Weapons of Math Destruction: How Big Data Increases Inequality and Threatens Democracy

by Cathy O'Neil

Weapons of Math Destruction: How Big Data Increases Inequality and Threatens Democracy by Cathy O'Neil

In her book Weapons of Math Destruction, Cathy O’Neil warns of the dangers posed by the increasing use of Big Data. According to O’Neil, algorithms, propelled by Big Data, are being used to make decisions about our lives without our knowledge or consent. Furthermore, based on her research, O’Neil argues that these algorithms have been found to unintentionally amplify existing inequalities in our society. This threat to democracy, she contends, could be the unintended consequence of our reliance on Big Data and its algorithms.

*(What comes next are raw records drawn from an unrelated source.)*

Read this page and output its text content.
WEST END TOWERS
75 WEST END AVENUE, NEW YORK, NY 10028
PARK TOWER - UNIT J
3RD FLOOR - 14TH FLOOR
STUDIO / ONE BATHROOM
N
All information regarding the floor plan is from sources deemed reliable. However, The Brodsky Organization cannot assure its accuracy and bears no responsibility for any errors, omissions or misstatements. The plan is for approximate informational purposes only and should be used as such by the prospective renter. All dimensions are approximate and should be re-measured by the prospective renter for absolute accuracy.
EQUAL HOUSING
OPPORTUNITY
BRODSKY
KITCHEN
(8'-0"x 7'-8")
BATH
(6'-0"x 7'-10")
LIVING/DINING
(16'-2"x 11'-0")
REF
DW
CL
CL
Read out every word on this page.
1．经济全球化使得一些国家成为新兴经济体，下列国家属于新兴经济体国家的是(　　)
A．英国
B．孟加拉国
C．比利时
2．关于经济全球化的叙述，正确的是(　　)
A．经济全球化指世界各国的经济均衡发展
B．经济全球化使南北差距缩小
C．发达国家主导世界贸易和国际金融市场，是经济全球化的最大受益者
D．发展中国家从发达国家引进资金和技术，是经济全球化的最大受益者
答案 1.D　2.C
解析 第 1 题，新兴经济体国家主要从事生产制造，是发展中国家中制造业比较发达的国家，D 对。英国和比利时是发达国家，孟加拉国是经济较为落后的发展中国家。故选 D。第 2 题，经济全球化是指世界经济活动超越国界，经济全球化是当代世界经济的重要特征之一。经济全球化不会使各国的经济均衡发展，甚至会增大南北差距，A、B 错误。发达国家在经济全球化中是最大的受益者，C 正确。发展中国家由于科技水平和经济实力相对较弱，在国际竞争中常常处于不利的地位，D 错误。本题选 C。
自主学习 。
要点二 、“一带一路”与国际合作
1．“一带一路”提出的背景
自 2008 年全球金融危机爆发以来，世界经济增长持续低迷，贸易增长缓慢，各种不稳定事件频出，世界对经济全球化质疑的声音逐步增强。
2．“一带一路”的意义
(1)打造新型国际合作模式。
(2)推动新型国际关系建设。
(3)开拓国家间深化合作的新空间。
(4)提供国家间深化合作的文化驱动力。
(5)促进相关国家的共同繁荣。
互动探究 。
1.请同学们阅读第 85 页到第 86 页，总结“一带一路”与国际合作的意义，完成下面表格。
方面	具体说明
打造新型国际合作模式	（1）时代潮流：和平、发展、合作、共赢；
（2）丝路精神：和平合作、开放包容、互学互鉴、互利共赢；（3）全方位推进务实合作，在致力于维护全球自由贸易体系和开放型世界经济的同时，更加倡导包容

We live in an era of Big Data where data is collected, stored and analyzed to produce insights that are used to shape the world around us. Big Data has been utilized in a variety of sectors, such as government, education, finance, healthcare and retail. It has been increasingly praised for its capacity to automate decision-making, find new solutions to complicated problems, and generate large amounts of consumer information.

But along with the numerous benefits of Big Data comes the potential for misuse. O’Neil argues that algorithms, which are used to make decisions based on data, have the potential to create further inequality through its automated judgments. The algorithms have become involved in a wide range of activities, such as profiling people for employment or consumer preferences. Their decisions may be effective in managing the dataset, but their accuracy and fairness are often uncertain.

In addition, O’Neil argues that these algorithms affect significant life outcomes for many, such as determining an individual’s employability, likelihood of being accepted for a loan, or determining one’s sentencing in a criminal case. Furthermore, these decisions have a larger implication on our society, as they further exacerbate existing inequalities between groups. Many of the algorithms can unknowingly reinforce racial, gender and age prejudice by their unconstrained judgments.

For example, one of O’Neil’s case studies revolves around the use of algorithms in banking decisions. Particular algorithms have been found to disproportionately deny loans to black and Hispanic borrowers, regardless of their creditworthiness. Therefore, these algorithms are inadvertently discriminating against these populations as they are unable to secure credit – ultimately reinforcing existing economic inequality.

O’Neil’s research thus highlights the dangers posed by Big Data and its algorithms. According to O’Neil, the algorithms used to produce predictive results have the potential to exacerbate existing inequalities and unwittingly discriminate against minority groups. O’Neil’s book is a reminder of the need for further consideration and regulation in the handling of Big Data, as it continuously begins to shape our lives and our democratic society.